With Formula 1 engaged in a mass round of musical chairs after the shock retirement of Nico Rosberg, the winner of Brazil’s most understated sports personality of the year award, Felipe Massa, has been called back to duty.
Massa received the recall from Williams after Mercedes-AMG Petronas team boss Toto Wolff shoulder-tapped Williams racer Valtteri Bottas to replace Rosberg alongside Nomex-clad walking ego, Lewis Hamilton.
The Brazilian received an emotional farewell at his home circuit of Interlagos towards the end of last season. After the grand prix, Williams gifted him his car from the race: a sort of carbon fibre-hewn, petrol-filled carriage clock.
We can only assume it came with a giant novelty card bearing the legend “We’ll miss you ‘round here!”
Now Massa’s retirement has proven premature, Williams has said he can keep the car, even though they’ll eventually have to get him another retirement gift.
Unless Williams bounces from the midfield into the points at the sharp end of the grid during the upcoming season, one imagines Massa will be lucky if he gets to keep his race helmet next time.
Swift makeover leaked
Suzuki Swift. Photo / Supplied
Crikey, this is a big one. Despite its diminutive stature, an updated Suzuki Swift is no small deal.
This model, it’s fair to say, is what the entire Suzuki brand rests its hopes on.
Year after year the Swift sideswipes all-comers in the small car category, reminding the competition this is how it’s done: a small car with a surprisingly roomy interior, an engaging drive (especially in Swift Sport guise), and all at a fair price.
In fact, here at The Good Oil, we would go so far as to suggest the Swift essentially represents to our modern buyer’s mind what the original Mini did back in the 1960s.
It’s an all-things-to-all sort of car; as likely to be driven by babyboomers as it is uni students.
So yes, we can only imagine the amount of nail biting that goes on behind closed doors at Suzuki’s design centre when it comes time to update the Swift.
How do you improve on something everyone is happy with?

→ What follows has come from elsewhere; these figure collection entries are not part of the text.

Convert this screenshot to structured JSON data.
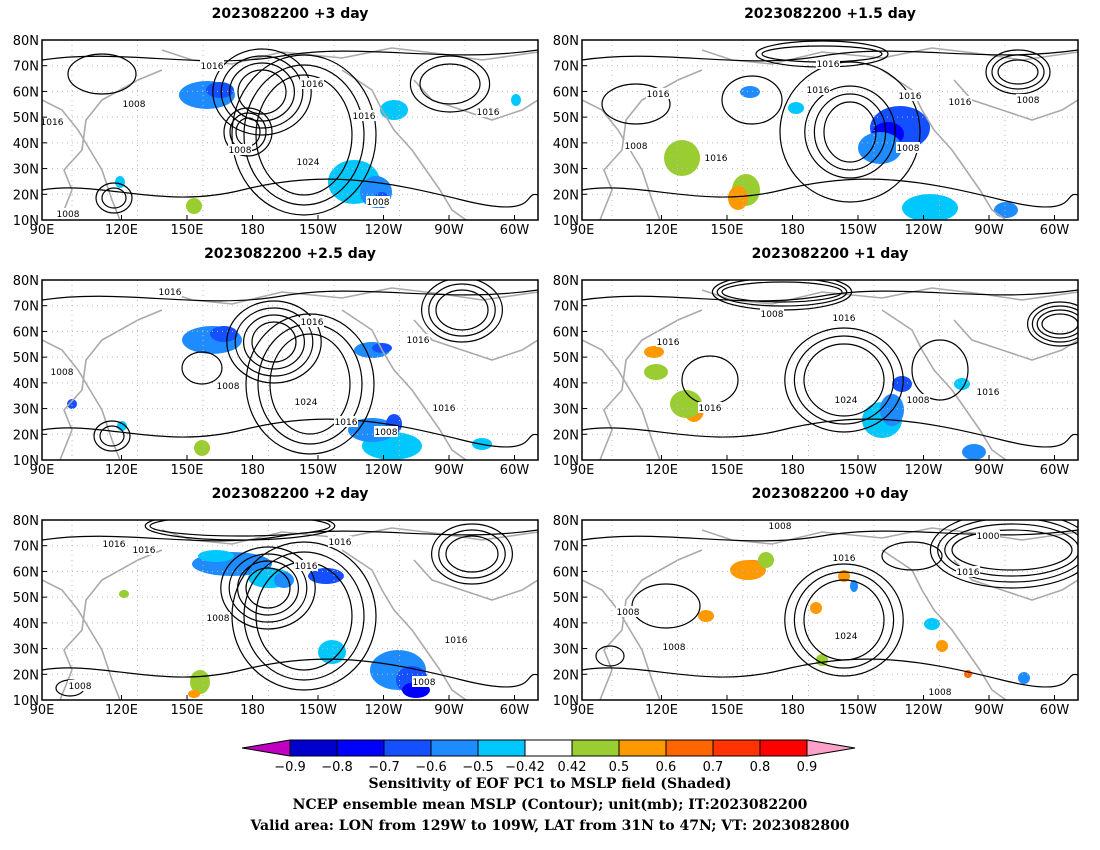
{
  "panels": [
    {
      "title": "2023082200 +3 day",
      "labels": [
        "1016",
        "1016",
        "1008",
        "1016",
        "1008",
        "1016",
        "1024",
        "1008",
        "1008",
        "1016"
      ]
    },
    {
      "title": "2023082200 +1.5 day",
      "labels": [
        "1016",
        "1016",
        "1016",
        "1016",
        "1016",
        "1008",
        "1008",
        "1016",
        "1008"
      ]
    },
    {
      "title": "2023082200 +2.5 day",
      "labels": [
        "1016",
        "1016",
        "1016",
        "1008",
        "1008",
        "1024",
        "1016",
        "1008",
        "1016"
      ]
    },
    {
      "title": "2023082200 +1 day",
      "labels": [
        "1008",
        "1016",
        "1016",
        "1016",
        "1024",
        "1008",
        "1016"
      ]
    },
    {
      "title": "2023082200 +2 day",
      "labels": [
        "1016",
        "1016",
        "1016",
        "1016",
        "1008",
        "1008",
        "1016",
        "1008"
      ]
    },
    {
      "title": "2023082200 +0 day",
      "labels": [
        "1008",
        "1000",
        "1016",
        "1016",
        "1008",
        "1008",
        "1024",
        "1008"
      ]
    }
  ],
  "axes": {
    "lat_labels": [
      "80N",
      "70N",
      "60N",
      "50N",
      "40N",
      "30N",
      "20N",
      "10N"
    ],
    "lon_labels": [
      "90E",
      "120E",
      "150E",
      "180",
      "150W",
      "120W",
      "90W",
      "60W"
    ]
  },
  "colorbar": {
    "labels": [
      "−0.9",
      "−0.8",
      "−0.7",
      "−0.6",
      "−0.5",
      "−0.42",
      "0.42",
      "0.5",
      "0.6",
      "0.7",
      "0.8",
      "0.9"
    ],
    "colors": [
      "#0000cd",
      "#0000ff",
      "#1450ff",
      "#1e8cff",
      "#00c8ff",
      "#ffffff",
      "#9acd32",
      "#ff9900",
      "#ff6600",
      "#ff3300",
      "#ff0000"
    ],
    "left_arrow_color": "#c000c0",
    "right_arrow_color": "#ffa0c8"
  },
  "captions": [
    "Sensitivity of EOF PC1 to MSLP field (Shaded)",
    "NCEP ensemble mean MSLP (Contour); unit(mb); IT:2023082200",
    "Valid area: LON from 129W to 109W, LAT from 31N to 47N; VT: 2023082800"
  ]
}
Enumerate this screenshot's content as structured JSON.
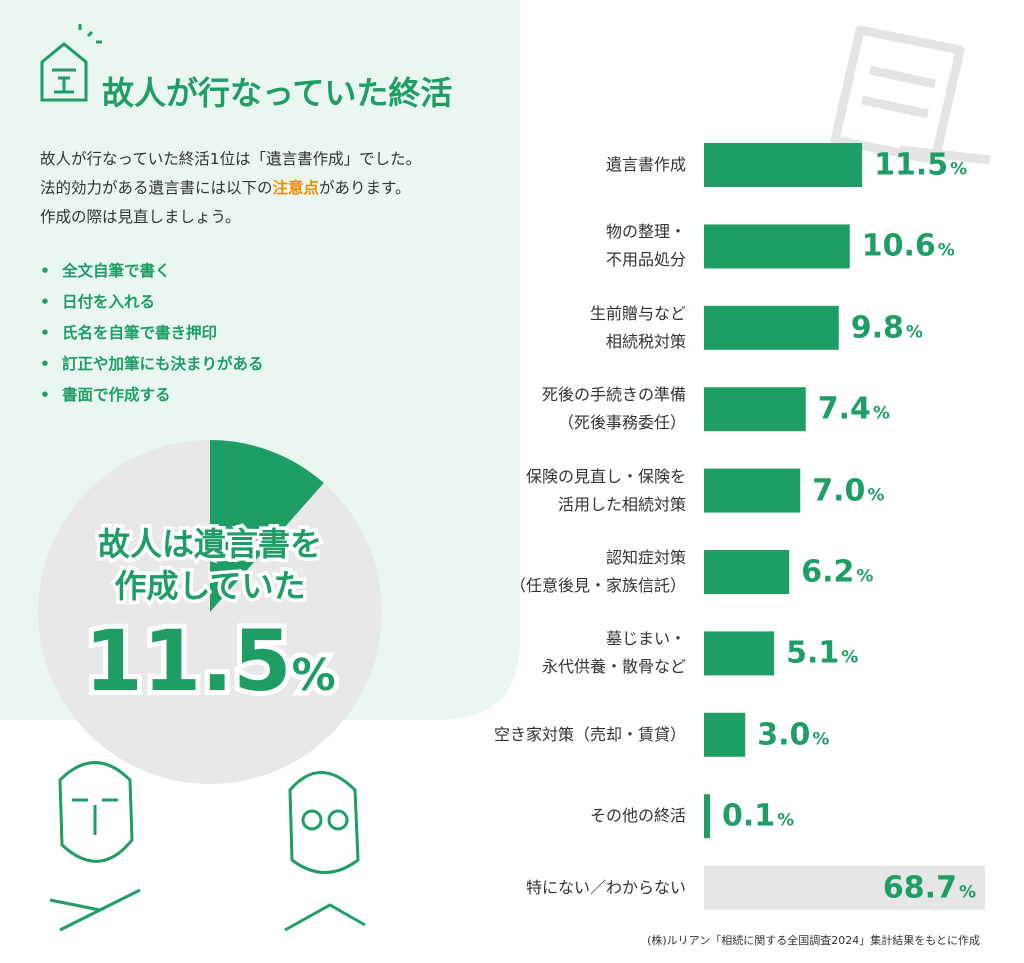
{
  "header": {
    "title": "故人が行なっていた終活"
  },
  "intro": {
    "line1": "故人が行なっていた終活1位は「遺言書作成」でした。",
    "line2a": "法的効力がある遺言書には以下の",
    "line2_emphasis": "注意点",
    "line2b": "があります。",
    "line3": "作成の際は見直しましょう。"
  },
  "points": [
    "全文自筆で書く",
    "日付を入れる",
    "氏名を自筆で書き押印",
    "訂正や加筆にも決まりがある",
    "書面で作成する"
  ],
  "pie": {
    "type": "pie",
    "lines": [
      "故人は遺言書を",
      "作成していた"
    ],
    "value": 11.5,
    "value_label": "11.5%",
    "color": "#1e9e64",
    "rest_color": "#e8e8e8"
  },
  "chart_data": {
    "type": "bar",
    "orientation": "horizontal",
    "categories": [
      "遺言書作成",
      "物の整理・\n不用品処分",
      "生前贈与など\n相続税対策",
      "死後の手続きの準備\n（死後事務委任）",
      "保険の見直し・保険を\n活用した相続対策",
      "認知症対策\n（任意後見・家族信託）",
      "墓じまい・\n永代供養・散骨など",
      "空き家対策（売却・賃貸）",
      "その他の終活"
    ],
    "values": [
      11.5,
      10.6,
      9.8,
      7.4,
      7.0,
      6.2,
      5.1,
      3.0,
      0.1
    ],
    "value_labels": [
      "11.5%",
      "10.6%",
      "9.8%",
      "7.4%",
      "7.0%",
      "6.2%",
      "5.1%",
      "3.0%",
      "0.1%"
    ],
    "color": "#1e9e64",
    "xlim": [
      0,
      12
    ],
    "highlight": {
      "category": "特にない／わからない",
      "value": 68.7,
      "value_label": "68.7%",
      "color": "#e6e6e6"
    }
  },
  "source": "(株)ルリアン「相続に関する全国調査2024」集計結果をもとに作成"
}
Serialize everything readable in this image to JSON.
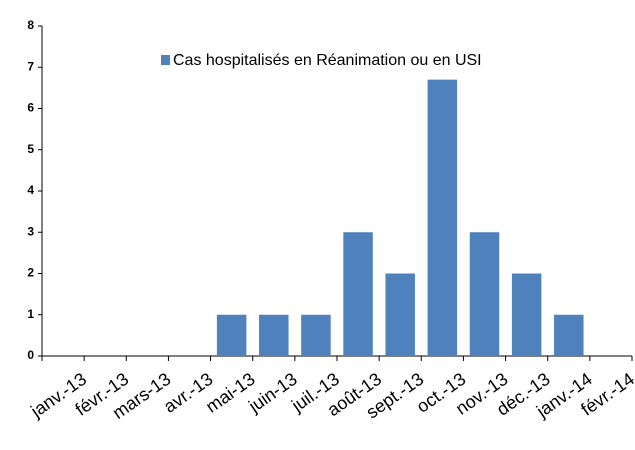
{
  "chart_data": {
    "type": "bar",
    "categories": [
      "janv.-13",
      "févr.-13",
      "mars-13",
      "avr.-13",
      "mai-13",
      "juin-13",
      "juil.-13",
      "août-13",
      "sept.-13",
      "oct.-13",
      "nov.-13",
      "déc.-13",
      "janv.-14",
      "févr.-14"
    ],
    "series": [
      {
        "name": "Cas hospitalisés en Réanimation ou en USI",
        "color": "#4f81bd",
        "values": [
          0,
          0,
          0,
          0,
          1,
          1,
          1,
          3,
          2,
          6.7,
          3,
          2,
          1,
          0
        ]
      }
    ],
    "ylim": [
      0,
      8
    ],
    "yticks": [
      0,
      1,
      2,
      3,
      4,
      5,
      6,
      7,
      8
    ],
    "grid": false,
    "legend": "top"
  }
}
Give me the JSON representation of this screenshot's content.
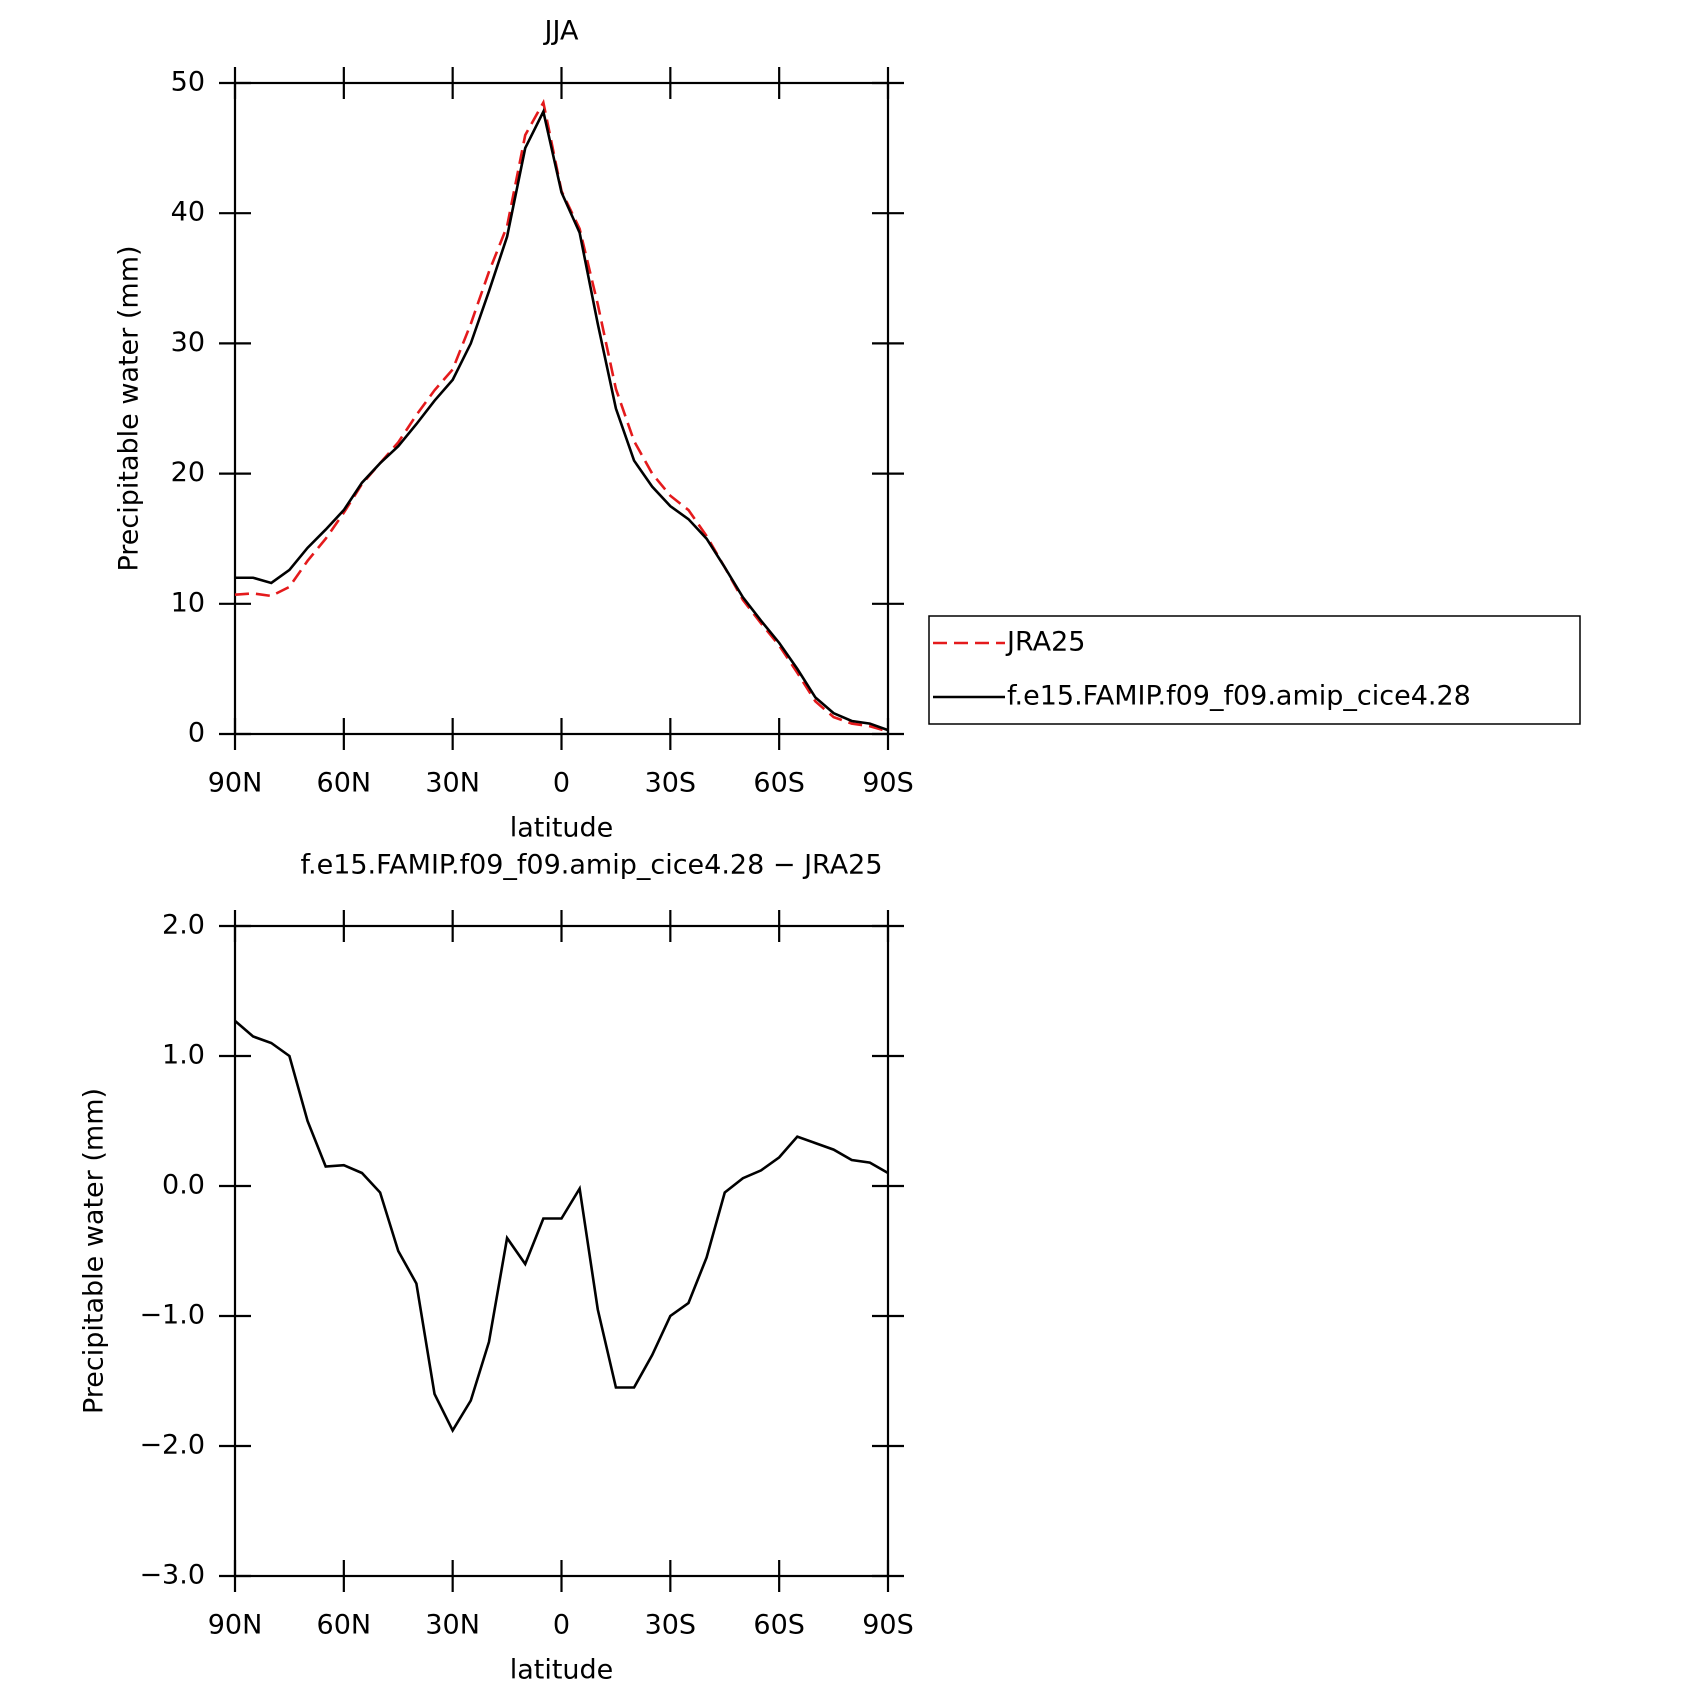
{
  "chart_data": [
    {
      "type": "line",
      "title": "JJA",
      "xlabel": "latitude",
      "ylabel": "Precipitable water (mm)",
      "x": [
        90,
        85,
        80,
        75,
        70,
        65,
        60,
        55,
        50,
        45,
        40,
        35,
        30,
        25,
        20,
        15,
        10,
        5,
        0,
        -5,
        -10,
        -15,
        -20,
        -25,
        -30,
        -35,
        -40,
        -45,
        -50,
        -55,
        -60,
        -65,
        -70,
        -75,
        -80,
        -85,
        -90
      ],
      "series": [
        {
          "name": "JRA25",
          "color": "#e41a1c",
          "dash": true,
          "values": [
            10.7,
            10.8,
            10.6,
            11.3,
            13.3,
            15.0,
            17.0,
            19.2,
            20.8,
            22.4,
            24.5,
            26.4,
            28.0,
            31.5,
            35.5,
            39.0,
            46.0,
            48.5,
            41.7,
            38.8,
            33.0,
            26.5,
            22.5,
            20.0,
            18.3,
            17.2,
            15.2,
            12.8,
            10.3,
            8.5,
            6.8,
            4.7,
            2.5,
            1.3,
            0.8,
            0.6,
            0.2
          ]
        },
        {
          "name": "f.e15.FAMIP.f09_f09.amip_cice4.28",
          "color": "#000000",
          "dash": false,
          "values": [
            12.0,
            12.0,
            11.6,
            12.6,
            14.3,
            15.7,
            17.2,
            19.3,
            20.8,
            22.1,
            23.8,
            25.6,
            27.2,
            30.0,
            34.0,
            38.2,
            45.0,
            47.8,
            41.6,
            38.5,
            31.5,
            25.0,
            21.0,
            19.0,
            17.5,
            16.5,
            15.0,
            12.8,
            10.5,
            8.7,
            7.0,
            5.0,
            2.8,
            1.6,
            1.0,
            0.8,
            0.3
          ]
        }
      ],
      "xlim": [
        90,
        -90
      ],
      "xticks": [
        {
          "value": 90,
          "label": "90N"
        },
        {
          "value": 60,
          "label": "60N"
        },
        {
          "value": 30,
          "label": "30N"
        },
        0,
        {
          "value": -30,
          "label": "30S"
        },
        {
          "value": -60,
          "label": "60S"
        },
        {
          "value": -90,
          "label": "90S"
        }
      ],
      "ylim": [
        0,
        50
      ],
      "yticks": [
        0,
        10,
        20,
        30,
        40,
        50
      ],
      "legend": "right"
    },
    {
      "type": "line",
      "title": "f.e15.FAMIP.f09_f09.amip_cice4.28 − JRA25",
      "xlabel": "latitude",
      "ylabel": "Precipitable water (mm)",
      "x": [
        90,
        85,
        80,
        75,
        70,
        65,
        60,
        55,
        50,
        45,
        40,
        35,
        30,
        25,
        20,
        15,
        10,
        5,
        0,
        -5,
        -10,
        -15,
        -20,
        -25,
        -30,
        -35,
        -40,
        -45,
        -50,
        -55,
        -60,
        -65,
        -70,
        -75,
        -80,
        -85,
        -90
      ],
      "values": [
        1.27,
        1.15,
        1.1,
        1.0,
        0.5,
        0.15,
        0.16,
        0.1,
        -0.05,
        -0.5,
        -0.75,
        -1.6,
        -1.88,
        -1.65,
        -1.2,
        -0.4,
        -0.6,
        -0.25,
        -0.25,
        -0.02,
        -0.95,
        -1.55,
        -1.55,
        -1.3,
        -1.0,
        -0.9,
        -0.55,
        -0.05,
        0.06,
        0.12,
        0.22,
        0.38,
        0.33,
        0.28,
        0.2,
        0.18,
        0.1
      ],
      "color": "#000000",
      "xlim": [
        90,
        -90
      ],
      "xticks": [
        {
          "value": 90,
          "label": "90N"
        },
        {
          "value": 60,
          "label": "60N"
        },
        {
          "value": 30,
          "label": "30N"
        },
        0,
        {
          "value": -30,
          "label": "30S"
        },
        {
          "value": -60,
          "label": "60S"
        },
        {
          "value": -90,
          "label": "90S"
        }
      ],
      "ylim": [
        -3,
        2
      ],
      "yticks": [
        {
          "value": -3,
          "label": "−3.0"
        },
        {
          "value": -2,
          "label": "−2.0"
        },
        {
          "value": -1,
          "label": "−1.0"
        },
        {
          "value": 0,
          "label": "0.0"
        },
        {
          "value": 1,
          "label": "1.0"
        },
        {
          "value": 2,
          "label": "2.0"
        }
      ]
    }
  ]
}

The carmaker was clearly preoccupied with making sure the new Swift was updated significantly it forgot to secure draft versions of its brochure for the model, which were leaked ahead of its Geneva Motor Show unveiling next month.
Unfortunately, a similar thing happened ahead of the last major update.
Unlike that occasion, the 2017 model is more than a freshen-up. The new Swift will reportedly be lighter, sportier and the grainy images we’ve seen so far suggest it will sit lower to the ground with a wider, curvier profile.
Rumour has it the new Swift will feature a petrol-hybrid version and, in the domestic Japanese market, an all-wheel drive version. An all-wheel drive turbo Swift Sport?
Mustang’s sally into sci-fi world
Photo / Supplied
No wonder Ford’s Mustang managed to attain only a shocking two-star crash test rating; the manufacturer appears to have been putting all its behind-the-scenes efforts into sci-fi branding technology.
According to a leak generated by trademark blog freepatentsonline. com, Ford has made a patent application for technology that can create images on body panels by burning an emblem through rain or snow, or even creating a familiar shape — say, an oval with fancy joined-up writing inside for example — out of condensation on metal.
Actually, the patent could apply more specifically to the Mustang sports coupe and convertible. The car already “paints” the image of a pony on the ground at night using a cut-out light silhouette underneath the wing mirrors, but the new tech looks likely to be able to “paint” the logo on the car’s bodywork.
The system works by sandwiching an additional layer within the two metal panels that make up the bonnet.
The additional layer features sensors which — if snow is detected — will draw current from the car’s electrical system to melt the logo into the bonnet. The system can work in reverse, tracing a logo in condensation using the air con in hot weather.
There could be a safety benefit, suggests the blog that the technology was mentioned on; heating body panels to melt snow could mean cars in cold climates are easier to extract from snowdrifts.
Branding, it would appear, still comes ahead of safety.